El origen del topónimo “Ibio” es incierto. Algunas teorías lo relacionan con la raíz iber, vinculada al agua -corrientes, vados o humedales-, y otras interpretaciones lo asocian a antiguas vías de comunicación (via), en referencia a los caminos históricos que atravesaban este territorio. Entre estos destacaría el antiguo Camino Real, eje fundamental de comunicación en la comarca, cuyo trazado dejó huella en Ibio y en su organización territorial. Vinculado a este camino, es significativa la presencia en la carretera que comunica Herrera con Ibio de un humilladero o pequeño santuco, elemento devocional tradicional que servía de referencia para caminantes y viajeros, así como lugar de parada y recogimiento.

Las primeras referencias documentales sitúan a Ibio como un asentamiento de estructura polinuclear entre los siglos VIII y X. En el año 857 ya se menciona la iglesia de San Felices y San Doroteo, dependiente entonces de Santa María del Yermo, antecedente del posterior templo de San Pedro y San Felices. Posteriormente, en 1333, aparece citado en documentos vinculados al mayorazgo de López González de Quevedo y Hoyos, lo que refleja la importancia del lugar dentro de las estructuras señoriales medievales.
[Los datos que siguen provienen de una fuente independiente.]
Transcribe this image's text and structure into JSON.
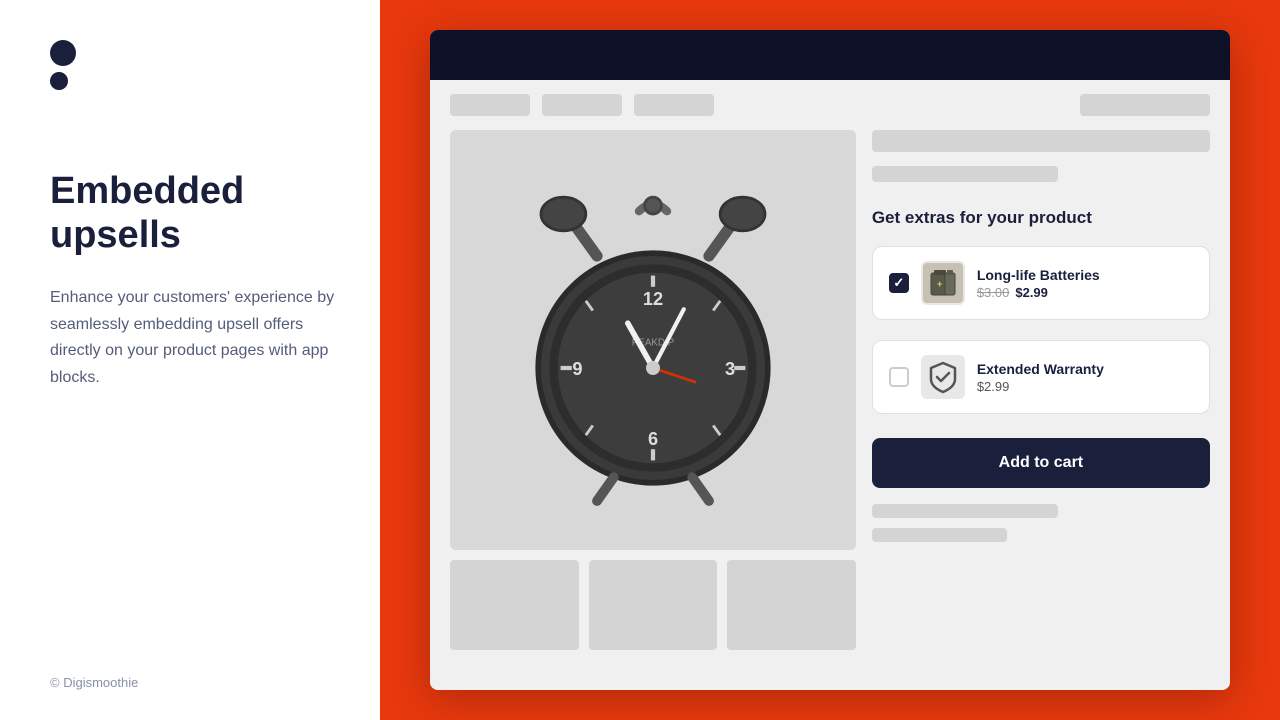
{
  "left": {
    "logo_alt": "Digismoothie logo",
    "title_line1": "Embedded",
    "title_line2": "upsells",
    "description": "Enhance your customers' experience by seamlessly embedding upsell offers directly on your product pages with app blocks.",
    "copyright": "© Digismoothie"
  },
  "browser": {
    "nav_pills": [
      "",
      "",
      ""
    ],
    "nav_pill_right": "",
    "heading": "Get extras for your product",
    "upsells": [
      {
        "id": "batteries",
        "name": "Long-life Batteries",
        "price_original": "$3.00",
        "price_sale": "$2.99",
        "checked": true
      },
      {
        "id": "warranty",
        "name": "Extended Warranty",
        "price_original": null,
        "price_sale": "$2.99",
        "checked": false
      }
    ],
    "add_to_cart_label": "Add to cart"
  }
}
Uno de los elementos más emblemáticos del pueblo es la llamada Casa de los Guerra, una antigua torre de vigilancia situada a la entrada sur. La familia vinculada a esta casa fue una de las más influyentes del valle, y algunos de sus miembros participaron en procesos de repoblación en Canarias, donde el apellido aún pervive. Este edificio, que posteriormente fue adaptado como vivienda, alberga hoy la conocida como «Yeguada Militar de Ibio», lo que hace habitual en el entorno la imagen de caballos pastando en amplias fincas cercadas.

Durante la Edad Media y la Edad Moderna, Ibio destacó por su actividad económica ligada a molinos y ferrerías, integradas en los sistemas de mayorazgo y en las dinámicas de señorío entre los siglos XIII y XVI. Esta vitalidad económica dejó huella tanto en la arquitectura como en la red de caminos, reflejando un territorio dinámico y bien conectado.
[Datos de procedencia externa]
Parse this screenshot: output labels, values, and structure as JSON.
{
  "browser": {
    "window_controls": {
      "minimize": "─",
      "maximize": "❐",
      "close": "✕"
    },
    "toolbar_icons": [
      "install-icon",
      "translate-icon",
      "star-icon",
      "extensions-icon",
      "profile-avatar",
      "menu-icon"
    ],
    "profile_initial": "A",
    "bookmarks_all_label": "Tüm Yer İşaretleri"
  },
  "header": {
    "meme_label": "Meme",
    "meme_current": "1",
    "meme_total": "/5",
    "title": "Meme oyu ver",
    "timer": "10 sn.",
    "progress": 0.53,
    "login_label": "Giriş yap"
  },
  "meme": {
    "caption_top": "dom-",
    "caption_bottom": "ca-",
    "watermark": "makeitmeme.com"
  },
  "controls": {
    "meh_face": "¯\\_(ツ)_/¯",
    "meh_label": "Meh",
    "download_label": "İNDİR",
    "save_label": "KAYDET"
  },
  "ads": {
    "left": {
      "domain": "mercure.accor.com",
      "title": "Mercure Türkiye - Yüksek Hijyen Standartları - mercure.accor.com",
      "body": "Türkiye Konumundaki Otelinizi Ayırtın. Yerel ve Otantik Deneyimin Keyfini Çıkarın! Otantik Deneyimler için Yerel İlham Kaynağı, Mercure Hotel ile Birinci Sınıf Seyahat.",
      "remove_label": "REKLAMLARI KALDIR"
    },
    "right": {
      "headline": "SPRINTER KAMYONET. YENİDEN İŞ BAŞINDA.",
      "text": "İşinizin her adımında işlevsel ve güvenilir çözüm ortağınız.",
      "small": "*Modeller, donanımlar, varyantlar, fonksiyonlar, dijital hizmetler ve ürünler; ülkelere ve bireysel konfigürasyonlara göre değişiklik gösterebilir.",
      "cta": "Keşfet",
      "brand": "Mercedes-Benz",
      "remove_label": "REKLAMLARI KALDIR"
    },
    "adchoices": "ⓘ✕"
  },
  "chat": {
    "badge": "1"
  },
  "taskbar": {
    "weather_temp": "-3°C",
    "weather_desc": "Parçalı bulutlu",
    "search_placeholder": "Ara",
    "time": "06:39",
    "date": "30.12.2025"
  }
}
Y si hay un rasgo que define la identidad cultural de Ibio es el rico patrimonio inmaterial de la Baila de Ibio, una danza de raíz céltica, interpretada tradicionalmente por mozos y mozas del pueblo, que ha perdurado como una de las expresiones folklóricas más singulares de Cantabria.

 

ITINERARIO

Cementerio de Ibio

El cementerio de Ibio se sitúa en el propio núcleo rural, muy próximo a la antigua iglesia del lugar, siguiendo el modelo medieval de enterramientos junto a la iglesia. Destaca en el conjunto la portalada de acceso al cementerio, realizada en piedra de sillería y de estilo clasicista. Presenta un arco de medio punto como puerta de entrada, acompañado de una sobria decoración geométrica. El conjunto se remata con un frontón de tímpano rebajado y moldurado, coronado por una cruz. A modo de cartela, presenta la siguiente inscripción: “Es, pues, santa y saludable la obra de rogar por los muertos para que sean libres de sus pecados” (una clara referencia a la tradición cristiana de intercesión por las almas sacada del Libro II de los Macabeos).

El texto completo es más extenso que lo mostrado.